Gambian authorities will be opening new investigations into the disappearance of two U.S. citizens, who security sources say were killed by a hit squad sanctioned by former President Yahya Jammeh.

Alhagie Ceesay and Ebou Jobe went missing in the West African nation in 2013 after arriving there to start a software company but were instead nabbed by presidential guard soldiers who suspected them of plotting a coup to oust the country’s longstanding dictator Yahya Jammeh.

Jammeh was defeated in an election in December. He refused to cede power and fled the country after regional troops were deployed to flush him out.
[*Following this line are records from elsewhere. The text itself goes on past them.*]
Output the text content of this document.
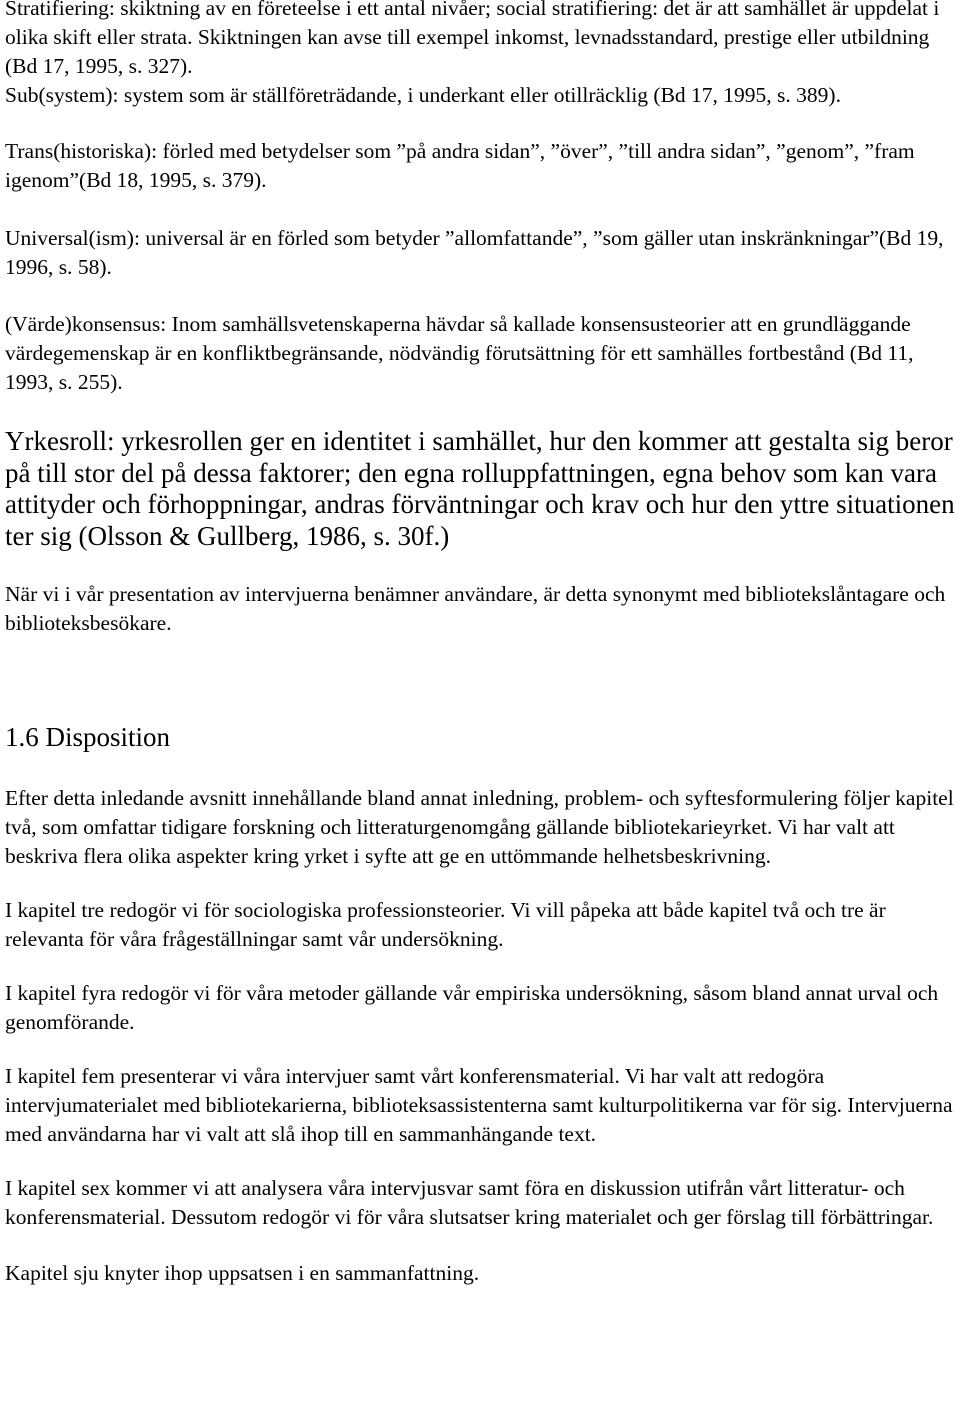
Stratifiering: skiktning av en företeelse i ett antal nivåer; social stratifiering: det är att samhället är uppdelat i olika skift eller strata. Skiktningen kan avse till exempel inkomst, levnadsstandard, prestige eller utbildning (Bd 17, 1995, s. 327).

Sub(system): system som är ställföreträdande, i underkant eller otillräcklig (Bd 17, 1995, s. 389).

Trans(historiska): förled med betydelser som ”på andra sidan”, ”över”, ”till andra sidan”, ”genom”, ”fram igenom”(Bd 18, 1995, s. 379).

Universal(ism): universal är en förled som betyder ”allomfattande”, ”som gäller utan inskränkningar”(Bd 19, 1996, s. 58).

(Värde)konsensus: Inom samhällsvetenskaperna hävdar så kallade konsensusteorier att en grundläggande värdegemenskap är en konfliktbegränsande, nödvändig förutsättning för ett samhälles fortbestånd (Bd 11, 1993, s. 255).

Yrkesroll: yrkesrollen ger en identitet i samhället, hur den kommer att gestalta sig beror på till stor del på dessa faktorer; den egna rolluppfattningen, egna behov som kan vara attityder och förhoppningar, andras förväntningar och krav och hur den yttre situationen ter sig (Olsson & Gullberg, 1986, s. 30f.)

När vi i vår presentation av intervjuerna benämner användare, är detta synonymt med bibliotekslåntagare och biblioteksbesökare.

1.6 Disposition

Efter detta inledande avsnitt innehållande bland annat inledning, problem- och syftesformulering följer kapitel två, som omfattar tidigare forskning och litteraturgenomgång gällande bibliotekarieyrket. Vi har valt att beskriva flera olika aspekter kring yrket i syfte att ge en uttömmande helhetsbeskrivning.

I kapitel tre redogör vi för sociologiska professionsteorier. Vi vill påpeka att både kapitel två och tre är relevanta för våra frågeställningar samt vår undersökning.

I kapitel fyra redogör vi för våra metoder gällande vår empiriska undersökning, såsom bland annat urval och genomförande.

I kapitel fem presenterar vi våra intervjuer samt vårt konferensmaterial. Vi har valt att redogöra intervjumaterialet med bibliotekarierna, biblioteksassistenterna samt kulturpolitikerna var för sig. Intervjuerna med användarna har vi valt att slå ihop till en sammanhängande text.

I kapitel sex kommer vi att analysera våra intervjusvar samt föra en diskussion utifrån vårt litteratur- och konferensmaterial. Dessutom redogör vi för våra slutsatser kring materialet och ger förslag till förbättringar.

Kapitel sju knyter ihop uppsatsen i en sammanfattning.
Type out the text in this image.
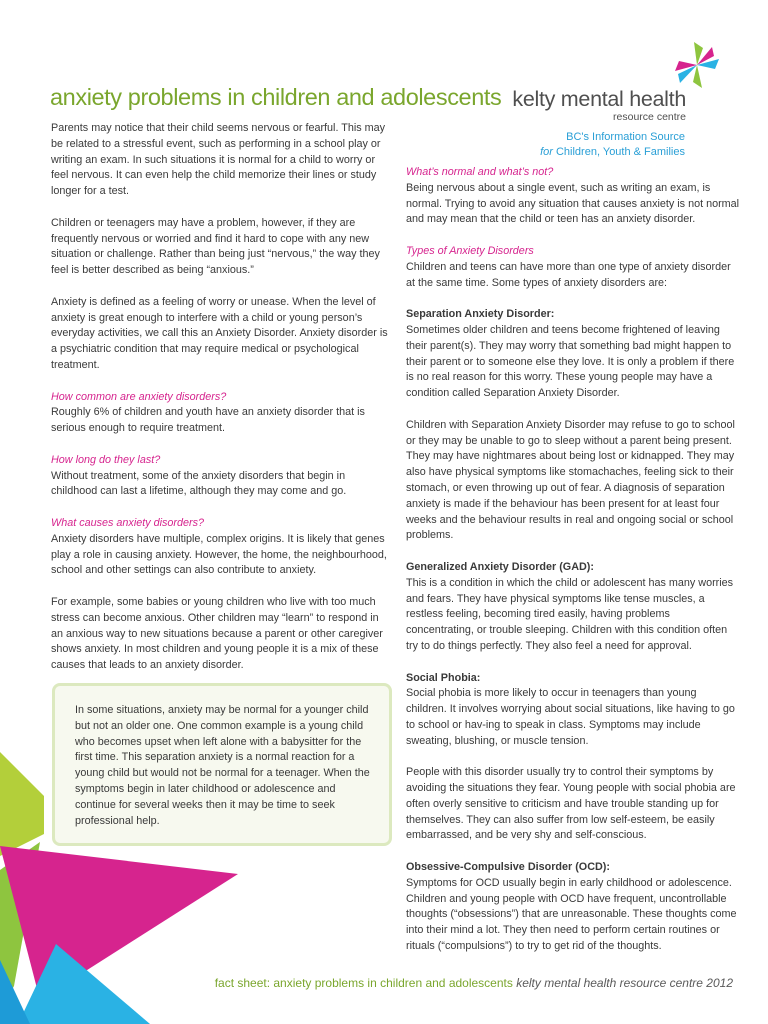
anxiety problems in children and adolescents kelty mental health
resource centre
BC's Information Source
for Children, Youth & Families

Parents may notice that their child seems nervous or fearful. This may be related to a stressful event, such as performing in a school play or writing an exam. In such situations it is normal for a child to worry or feel nervous. It can even help the child memorize their lines or study longer for a test.

Children or teenagers may have a problem, however, if they are frequently nervous or worried and find it hard to cope with any new situation or challenge. Rather than being just “nervous,” the way they feel is better described as being “anxious.”

Anxiety is defined as a feeling of worry or unease. When the level of anxiety is great enough to interfere with a child or young person’s everyday activities, we call this an Anxiety Disorder. Anxiety disorder is a psychiatric condition that may require medical or psychological treatment.

How common are anxiety disorders?

Roughly 6% of children and youth have an anxiety disorder that is serious enough to require treatment.

How long do they last?

Without treatment, some of the anxiety disorders that begin in childhood can last a lifetime, although they may come and go.

What causes anxiety disorders?

Anxiety disorders have multiple, complex origins. It is likely that genes play a role in causing anxiety. However, the home, the neighbourhood, school and other settings can also contribute to anxiety.

For example, some babies or young children who live with too much stress can become anxious. Other children may “learn” to respond in an anxious way to new situations because a parent or other caregiver shows anxiety. In most children and young people it is a mix of these causes that leads to an anxiety disorder.

In some situations, anxiety may be normal for a younger child but not an older one. One common example is a young child who becomes upset when left alone with a babysitter for the first time. This separation anxiety is a normal reaction for a young child but would not be normal for a teenager. When the symptoms begin in later childhood or adolescence and continue for several weeks then it may be time to seek professional help.
What’s normal and what’s not?

Being nervous about a single event, such as writing an exam, is normal. Trying to avoid any situation that causes anxiety is not normal and may mean that the child or teen has an anxiety disorder.

Types of Anxiety Disorders

Children and teens can have more than one type of anxiety disorder at the same time. Some types of anxiety disorders are:

Separation Anxiety Disorder:

Sometimes older children and teens become frightened of leaving their parent(s). They may worry that something bad might happen to their parent or to someone else they love. It is only a problem if there is no real reason for this worry. These young people may have a condition called Separation Anxiety Disorder.

Children with Separation Anxiety Disorder may refuse to go to school or they may be unable to go to sleep without a parent being present. They may have nightmares about being lost or kidnapped. They may also have physical symptoms like stomachaches, feeling sick to their stomach, or even throwing up out of fear. A diagnosis of separation anxiety is made if the behaviour has been present for at least four weeks and the behaviour results in real and ongoing social or school problems.

Generalized Anxiety Disorder (GAD):

This is a condition in which the child or adolescent has many worries and fears. They have physical symptoms like tense muscles, a restless feeling, becoming tired easily, having problems concentrating, or trouble sleeping. Children with this condition often try to do things perfectly. They also feel a need for approval.

Social Phobia:

Social phobia is more likely to occur in teenagers than young children. It involves worrying about social situations, like having to go to school or hav-ing to speak in class. Symptoms may include sweating, blushing, or muscle tension.

People with this disorder usually try to control their symptoms by avoiding the situations they fear. Young people with social phobia are often overly sensitive to criticism and have trouble standing up for themselves. They can also suffer from low self-esteem, be easily embarrassed, and be very shy and self-conscious.

Obsessive-Compulsive Disorder (OCD):

Symptoms for OCD usually begin in early childhood or adolescence. Children and young people with OCD have frequent, uncontrollable thoughts (“obsessions”) that are unreasonable. These thoughts come into their mind a lot. They then need to perform certain routines or rituals (“compulsions”) to try to get rid of the thoughts.

fact sheet: anxiety problems in children and adolescents kelty mental health resource centre 2012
Gambia’s Interior Minister Mai Ahmad Fatty has met with the families of the two U.S.-Gambians. In a meeting that lasted over an hour, Fatty promised to get to the bottom of this matter and bring all those involved to face justice.

The Gambia did not say if U.S. authorities, who had been in the Gambia in the past over their missing citizens will be reinvited to help with resolving the case.

For long, the Ceesay and Jobe families have held on to the belief that their loved ones are alive and being detained in an island prison in provincial Gambia.

The former Interior Minister Ousman Sonko, who oversaw the detention facilities and security forces has been arrested by Swiss authorities and being investigated for crimes against humanity.

Despite widespread allegations of serious abuses committed by the security forces over the last two decades, no members of the state security or paramilitary groups are known to have been convicted or otherwise held to account for torture, killings, or other serious violations.